Small penis: it’s all in the mind
Penis too small? A problem with penis size is more likely to be in your head than between your legs, says Egyptian sexology professor Hussein Ghanem. Most men with penis paranoia turn out to have average-sized organs, he says.
These men have body dysmorphic disorder: a skewed view of their body compared to what’s normal.
It’s a common problem, especially in the Middle East, says Dr Ghanem. The men with penis worries who come to his clinic at Cairo University have usually been stressing about it since puberty, he told Love Matters at the World Congress for Sexual Health.
Most of them are young and unmarried, and dread the prospect of first-time sex. They’re terrified to show their partner what they believe is a tiny penis.
Older married men sometimes have similar concerns, says Dr Ghanem.
‘They say they’ve had this small penis problem all their life. When we ask if it affects their sex life, they say no. Then we ask what their wife thinks about it. They say, ‘She doesn’t know my penis is small!”‘
Average penis size
Dr Ghanem saw 250 men at the clinic in two years, all convinced they had unusually small penises. Yet 98 per cent of them were wrong.
So what’s actually normal? Dr Ghanem says his own findings tally with international figures.
‘The normal range is from 7 to 17 centimetres erect. The average is around 12 centimetres. With most of the patients we see complaining about a small-sized penis, it turns out to be average sized or slightly larger!’
Hard to convince
True two-centimetre ‘micropenises’ are very rare.

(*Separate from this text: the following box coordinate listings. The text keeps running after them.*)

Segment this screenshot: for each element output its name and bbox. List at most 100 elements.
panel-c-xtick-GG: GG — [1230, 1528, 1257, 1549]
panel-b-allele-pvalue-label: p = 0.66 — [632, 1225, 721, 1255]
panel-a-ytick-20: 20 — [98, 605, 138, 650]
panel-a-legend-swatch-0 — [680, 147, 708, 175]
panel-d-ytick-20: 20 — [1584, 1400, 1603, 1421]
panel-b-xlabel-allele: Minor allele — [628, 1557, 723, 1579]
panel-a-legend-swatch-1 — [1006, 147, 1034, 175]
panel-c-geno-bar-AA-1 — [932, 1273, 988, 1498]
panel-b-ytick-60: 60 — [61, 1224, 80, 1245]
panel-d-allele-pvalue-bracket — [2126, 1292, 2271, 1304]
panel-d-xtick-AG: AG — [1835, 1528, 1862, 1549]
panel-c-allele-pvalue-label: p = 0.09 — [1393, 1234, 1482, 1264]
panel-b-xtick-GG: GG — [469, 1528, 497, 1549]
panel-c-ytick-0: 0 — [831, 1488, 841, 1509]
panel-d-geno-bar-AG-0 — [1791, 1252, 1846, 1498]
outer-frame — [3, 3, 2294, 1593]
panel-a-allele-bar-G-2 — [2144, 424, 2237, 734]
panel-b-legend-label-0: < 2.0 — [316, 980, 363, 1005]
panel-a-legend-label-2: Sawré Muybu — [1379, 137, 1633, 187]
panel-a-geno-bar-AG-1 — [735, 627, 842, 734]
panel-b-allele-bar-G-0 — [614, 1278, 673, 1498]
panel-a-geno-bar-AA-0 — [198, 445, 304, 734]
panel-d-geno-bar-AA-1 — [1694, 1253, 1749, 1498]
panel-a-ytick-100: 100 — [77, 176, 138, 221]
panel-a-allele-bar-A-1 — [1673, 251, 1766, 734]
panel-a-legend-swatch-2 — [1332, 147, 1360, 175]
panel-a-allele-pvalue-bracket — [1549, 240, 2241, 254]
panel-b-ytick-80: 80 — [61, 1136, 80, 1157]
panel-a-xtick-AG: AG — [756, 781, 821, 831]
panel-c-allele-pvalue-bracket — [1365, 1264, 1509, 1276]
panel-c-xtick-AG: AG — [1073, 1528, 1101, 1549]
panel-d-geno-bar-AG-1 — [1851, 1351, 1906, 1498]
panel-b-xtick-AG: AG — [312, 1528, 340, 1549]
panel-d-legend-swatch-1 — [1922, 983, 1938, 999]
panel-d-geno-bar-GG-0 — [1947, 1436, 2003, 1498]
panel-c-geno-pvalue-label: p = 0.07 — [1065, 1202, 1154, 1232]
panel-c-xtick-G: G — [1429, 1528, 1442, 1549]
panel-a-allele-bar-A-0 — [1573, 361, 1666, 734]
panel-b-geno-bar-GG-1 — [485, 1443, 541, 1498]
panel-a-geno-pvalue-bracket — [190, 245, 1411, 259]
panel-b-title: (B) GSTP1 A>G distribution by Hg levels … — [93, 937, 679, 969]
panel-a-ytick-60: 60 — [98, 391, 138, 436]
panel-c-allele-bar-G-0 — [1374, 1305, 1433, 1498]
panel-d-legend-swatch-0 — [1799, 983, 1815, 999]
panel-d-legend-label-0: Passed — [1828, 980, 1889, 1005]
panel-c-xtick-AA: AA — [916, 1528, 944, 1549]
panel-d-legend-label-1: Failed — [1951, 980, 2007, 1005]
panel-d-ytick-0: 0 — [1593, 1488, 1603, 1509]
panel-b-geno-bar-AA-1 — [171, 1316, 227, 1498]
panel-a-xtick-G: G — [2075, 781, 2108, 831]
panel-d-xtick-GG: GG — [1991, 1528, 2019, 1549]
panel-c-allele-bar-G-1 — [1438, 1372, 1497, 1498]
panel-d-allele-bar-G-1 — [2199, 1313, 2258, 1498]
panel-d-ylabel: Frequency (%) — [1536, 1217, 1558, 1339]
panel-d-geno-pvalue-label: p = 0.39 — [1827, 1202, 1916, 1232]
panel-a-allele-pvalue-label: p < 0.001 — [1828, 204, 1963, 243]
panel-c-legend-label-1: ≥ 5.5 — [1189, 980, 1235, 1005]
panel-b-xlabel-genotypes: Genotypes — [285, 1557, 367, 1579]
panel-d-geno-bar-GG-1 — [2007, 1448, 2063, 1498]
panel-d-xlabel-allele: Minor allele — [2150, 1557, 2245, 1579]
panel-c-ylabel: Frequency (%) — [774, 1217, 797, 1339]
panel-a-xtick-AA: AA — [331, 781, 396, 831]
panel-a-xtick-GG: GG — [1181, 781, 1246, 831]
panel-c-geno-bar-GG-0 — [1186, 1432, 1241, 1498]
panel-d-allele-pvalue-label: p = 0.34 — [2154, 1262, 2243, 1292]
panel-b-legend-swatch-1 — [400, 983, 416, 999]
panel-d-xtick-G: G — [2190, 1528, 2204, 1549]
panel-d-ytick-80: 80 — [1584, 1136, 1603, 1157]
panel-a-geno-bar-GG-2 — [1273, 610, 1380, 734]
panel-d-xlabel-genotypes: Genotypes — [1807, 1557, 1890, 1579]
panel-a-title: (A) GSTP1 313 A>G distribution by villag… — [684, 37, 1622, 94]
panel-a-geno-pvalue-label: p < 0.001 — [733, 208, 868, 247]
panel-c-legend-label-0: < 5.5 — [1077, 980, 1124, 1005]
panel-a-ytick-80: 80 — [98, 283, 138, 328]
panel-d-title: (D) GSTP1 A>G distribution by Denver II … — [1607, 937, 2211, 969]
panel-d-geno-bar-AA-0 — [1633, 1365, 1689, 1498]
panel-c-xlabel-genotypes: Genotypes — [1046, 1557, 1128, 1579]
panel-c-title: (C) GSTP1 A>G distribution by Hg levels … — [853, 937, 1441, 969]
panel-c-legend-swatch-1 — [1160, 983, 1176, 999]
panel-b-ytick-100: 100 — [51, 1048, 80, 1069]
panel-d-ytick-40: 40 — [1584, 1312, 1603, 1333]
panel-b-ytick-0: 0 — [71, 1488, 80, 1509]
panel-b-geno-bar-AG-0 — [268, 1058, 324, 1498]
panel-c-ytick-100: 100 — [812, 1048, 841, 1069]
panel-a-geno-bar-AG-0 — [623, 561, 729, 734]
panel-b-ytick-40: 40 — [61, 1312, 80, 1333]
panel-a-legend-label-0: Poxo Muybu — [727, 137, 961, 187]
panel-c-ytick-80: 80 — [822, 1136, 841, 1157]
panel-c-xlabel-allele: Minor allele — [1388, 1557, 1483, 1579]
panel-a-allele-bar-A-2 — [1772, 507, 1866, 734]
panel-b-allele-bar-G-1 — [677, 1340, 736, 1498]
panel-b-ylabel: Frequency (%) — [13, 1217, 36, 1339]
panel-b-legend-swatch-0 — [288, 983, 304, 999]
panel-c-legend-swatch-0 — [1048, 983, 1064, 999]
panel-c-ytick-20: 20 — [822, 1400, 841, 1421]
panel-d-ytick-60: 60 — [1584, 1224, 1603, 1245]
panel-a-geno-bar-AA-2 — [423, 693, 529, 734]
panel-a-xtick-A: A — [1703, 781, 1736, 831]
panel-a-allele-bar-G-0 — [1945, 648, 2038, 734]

The same goes for conditions like ‘hidden penis’ caused by over-circumcision, which can be helped by surgery.
Surely Dr Ghanem’s patients are thrilled when he tells them they’re perfectly normal after all? ‘They’re actually very hard to convince,’ he says. ‘That’s why it’s termed body dysmorphic disorder.’
‘It’s really a mental problem. They just seek advice from one doctor after another until they fall victim to an ad on the internet promising something that won’t be delivered, or they go to someone who promises penile enlargement surgery.
‘So far we don’t have evidence that it can enlarge the penis by more than one or two centimetres. These guys expect five or ten centimetres!’
So how did they get such a mixed-up idea of what’s normal? ‘It’s a cultural thing,’ the professor says. Men are always joking about penis size and they get the impression it’s incredibly important.
‘When you ask them what they think the normal penis size is, they say 20 centimetres or something absurd like that. Most of them they say they’ve noticed in the changing rooms that their friends have larger penises. So their perception is wrong.
‘Sometimes it’s because they assume what they see in pornography is normal. We try to explain that probably professional porn actors are chosen because they’re outside of the average scale!’
Fortunately Dr Ghanem has been able to convince almost all his body dysmorphic patients that they’re normal. The key is to make sure they know you’re taking their feelings very seriously, he says.
First he does a professional measuring job so there can be no mistake about how their penis really matches up to the normal range. Then it’s mostly a matter of filling in their basic knowledge about sex, he says.
The patients need to know that it’s not the size of the penis that matters, but how stiff it is. And that to give their partner pleasure, it’s the clitoris they need to bear in mind – some don’t actually realise it’s on the outside, but think it’s somewhere deep inside the vagina, the professor says.
‘And finally, we explain that pleasure is really related to love matters and emotional things rather than an excessively huge penis!’